1. the molecule or reagent for detecting biomarker are preparing one kind for predicting anti-C-met antibodies or its antigen binding Segment is in the effect treated in non-small cell lung cancer or is the anti-C-met antibodies of application or the selection of its antigen-binding fragment with non-small Purposes in the composition of cell lung cancer subject, wherein the biomarker is

THSD7A, or

THSD7A and at least one combination selected from the group below：MET, RAB31, FAM126A, PHC1, CHML, ST8SIA4, and CAV1,

Wherein the anti-C-met antibodies or the specific binding of its antigen-binding fragment, which have, is selected from SEQ ID NO:71 amino acid Sequence and include SEQ ID NO:The epitope of 73 5 to 19 continuous amino acids.

2. the purposes of claim 1, it is characterised in that determine the anti-C-met antibodies or its antigen-binding fragment in following situation When can the effective or subject be suitble to using the anti-C-met antibodies or its antigen-binding fragment：

In the case where CAV1, FAM126A, MET, RAB31, ST8SIA4 and/or THSD7A, the biomarker is being come from Level in the biological sample of the subject is higher than the level of reference mark object or reference sample；Or

In the case where CMHL and/or PHC1, water of the biomarker in the biological sample from the subject The flat level for being lower than reference mark object or reference sample；

Wherein the reference mark object is at least one selected from the group below：EEF1A1, RPL23A, TPT1, HUWE1, MATR3, SRSF3, HNRNPC, SMARCA4, WDR90 and TUT1, and the reference sample is the wherein anti-C-met antibodies or its antigen Binding fragment does not have virtuous sample.

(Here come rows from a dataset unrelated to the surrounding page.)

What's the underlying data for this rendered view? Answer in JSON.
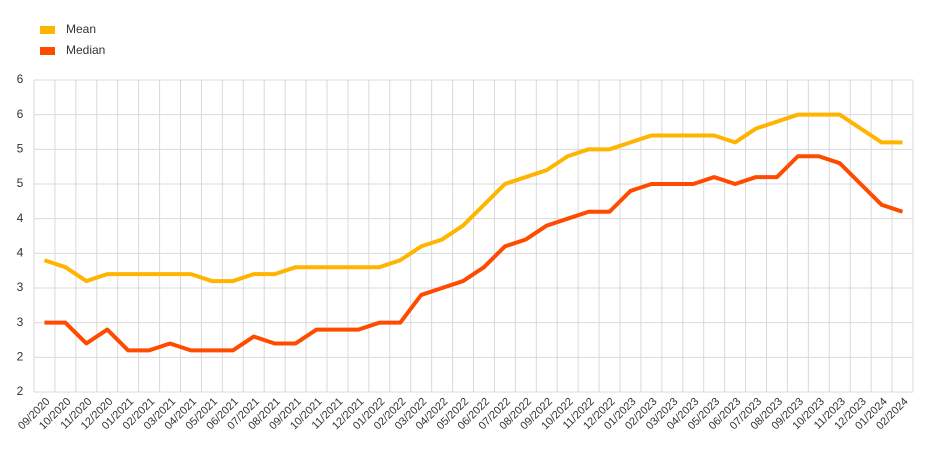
{
  "chart_data": {
    "type": "line",
    "categories": [
      "09/2020",
      "10/2020",
      "11/2020",
      "12/2020",
      "01/2021",
      "02/2021",
      "03/2021",
      "04/2021",
      "05/2021",
      "06/2021",
      "07/2021",
      "08/2021",
      "09/2021",
      "10/2021",
      "11/2021",
      "12/2021",
      "01/2022",
      "02/2022",
      "03/2022",
      "04/2022",
      "05/2022",
      "06/2022",
      "07/2022",
      "08/2022",
      "09/2022",
      "10/2022",
      "11/2022",
      "12/2022",
      "01/2023",
      "02/2023",
      "03/2023",
      "04/2023",
      "05/2023",
      "06/2023",
      "07/2023",
      "08/2023",
      "09/2023",
      "10/2023",
      "11/2023",
      "12/2023",
      "01/2024",
      "02/2024"
    ],
    "series": [
      {
        "name": "Mean",
        "color": "#ffb400",
        "values": [
          3.4,
          3.3,
          3.1,
          3.2,
          3.2,
          3.2,
          3.2,
          3.2,
          3.1,
          3.1,
          3.2,
          3.2,
          3.3,
          3.3,
          3.3,
          3.3,
          3.3,
          3.4,
          3.6,
          3.7,
          3.9,
          4.2,
          4.5,
          4.6,
          4.7,
          4.9,
          5.0,
          5.0,
          5.1,
          5.2,
          5.2,
          5.2,
          5.2,
          5.1,
          5.3,
          5.4,
          5.5,
          5.5,
          5.5,
          5.3,
          5.1,
          5.1
        ]
      },
      {
        "name": "Median",
        "color": "#ff4b00",
        "values": [
          2.5,
          2.5,
          2.2,
          2.4,
          2.1,
          2.1,
          2.2,
          2.1,
          2.1,
          2.1,
          2.3,
          2.2,
          2.2,
          2.4,
          2.4,
          2.4,
          2.5,
          2.5,
          2.9,
          3.0,
          3.1,
          3.3,
          3.6,
          3.7,
          3.9,
          4.0,
          4.1,
          4.1,
          4.4,
          4.5,
          4.5,
          4.5,
          4.6,
          4.5,
          4.6,
          4.6,
          4.9,
          4.9,
          4.8,
          4.5,
          4.2,
          4.1
        ]
      }
    ],
    "ylim": [
      1.5,
      6
    ],
    "yticks": [
      {
        "value": 1.5,
        "label": "2"
      },
      2,
      {
        "value": 2.5,
        "label": "3"
      },
      3,
      {
        "value": 3.5,
        "label": "4"
      },
      4,
      {
        "value": 4.5,
        "label": "5"
      },
      5,
      {
        "value": 5.5,
        "label": "6"
      },
      6
    ],
    "grid": true,
    "legend": "top-left"
  }
}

3. the purposes of claim 1, wherein the anti-C-met antibodies or its antigen-binding fragment include：

At least one complementary determining region of heavy chain (CDR) selected from the group below：(a) CDR-H1, it includes SEQ ID NO:4；(b)CDR- H2, it includes SEQ ID NO:5, SEQ ID NO:2, or include SEQ ID NO:2 8-19 continuous amino acid and include SEQ ID NO:2 the 3rd to the 10th amino acid sequence；(c) CDR-H3, it includes SEQ ID NO:6, SEQ ID NO:85, Or include SEQ ID NO:85 6-13 continuous amino acid and include SEQ ID NO:85 the 1st to the 6th amino acid sequence Column；

At least one complementary determining region of light chain selected from the group below：(a) CDR-L1, it includes SEQ ID NO:7, (b) CDR-L2, Include SEQ ID NO:8, and (c) CDR-L3, it includes SEQ ID NO:9, SEQ ID NO:15, SEQ ID NO:86, or packet The NO of ID containing SEQ:89 9-17 continuous amino acid and include SEQ ID NO:89 the 1st to the 9th amino acid sequence；Or A combination thereof.

4. the purposes of any one of claims 1 to 3, wherein the molecule or reagent for detecting biomarker includes choosing From SEQ ID NO:At least one probe of 109-259 is selected from SEQ ID NO:At least pair of primers or its group of 270-285 It closes.